An intramolecular Simmons-Smith (IMSS) cyclopropanation has been developed, providing a novel method for the construction of substituted bicycloalkanes. First, functionalized gem-diiodoalkanes containing allylic alcohols were prepared in high yield. Then the intramolecular cyclization to form different ring sizes was investigated and proved to be successful for the synthesis of bicyclo[3.1.0]hexanes and bicyclo[4.1.0]heptanes. Larger chain lengths led to terminal alkene-containing products. Analysis of the product distribution for the different ring sizes and under various reaction conditions provided insight into the reactivity of substituted zinc carbenoids, and by the appropriate choice of conditions cyclopropanation could be promoted over alternative reaction pathways. Next the ability of allylic groups to promote the IMSS reaction by directing the zinc carbenoid was examined for the formation of bicycloheptanes. A scale of 'directing-ability' for these allylic groups has been rationalized, with an OMOM directing group providing the greatest enhancement in formation of the bicycle. Finally, the scope of the cyclization in forming substituted bicyclo[3.1.0]hexanes was explored.
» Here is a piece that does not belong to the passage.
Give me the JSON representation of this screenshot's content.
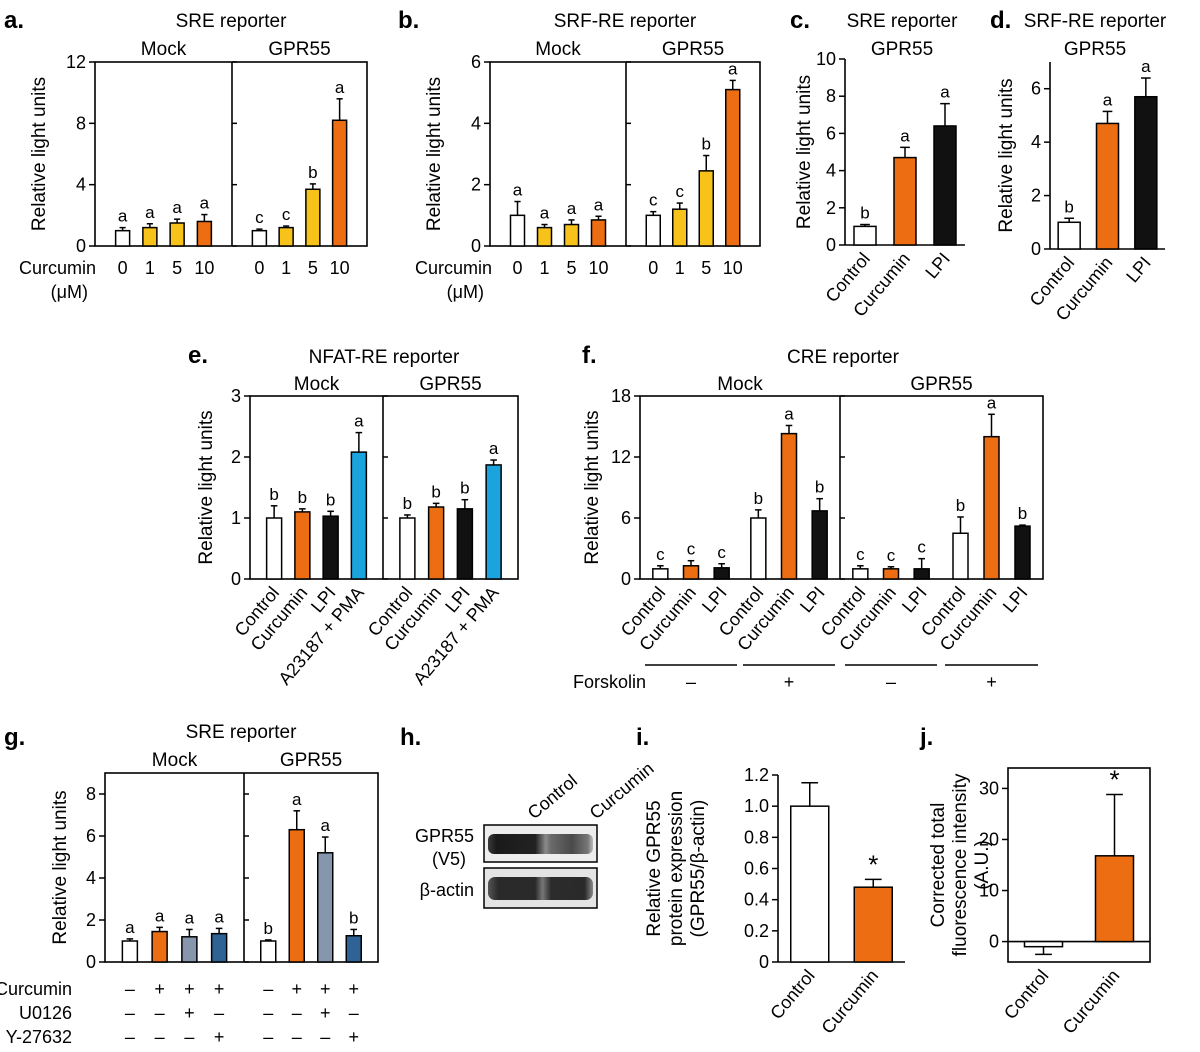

Substitution on the alkene and at the allylic position was well tolerated, providing the bicyclic products in high yields. Additionally, the IMSS reaction allowed a highly diastereoselective synthesis of a 5-3-5 fused tricycloalkane. These studies will have implications for the use of substituted carbenoids in cyclopropanation reactions and for directed cyclopropanation reactions as well as in the synthesis of substituted bicycloalkanes.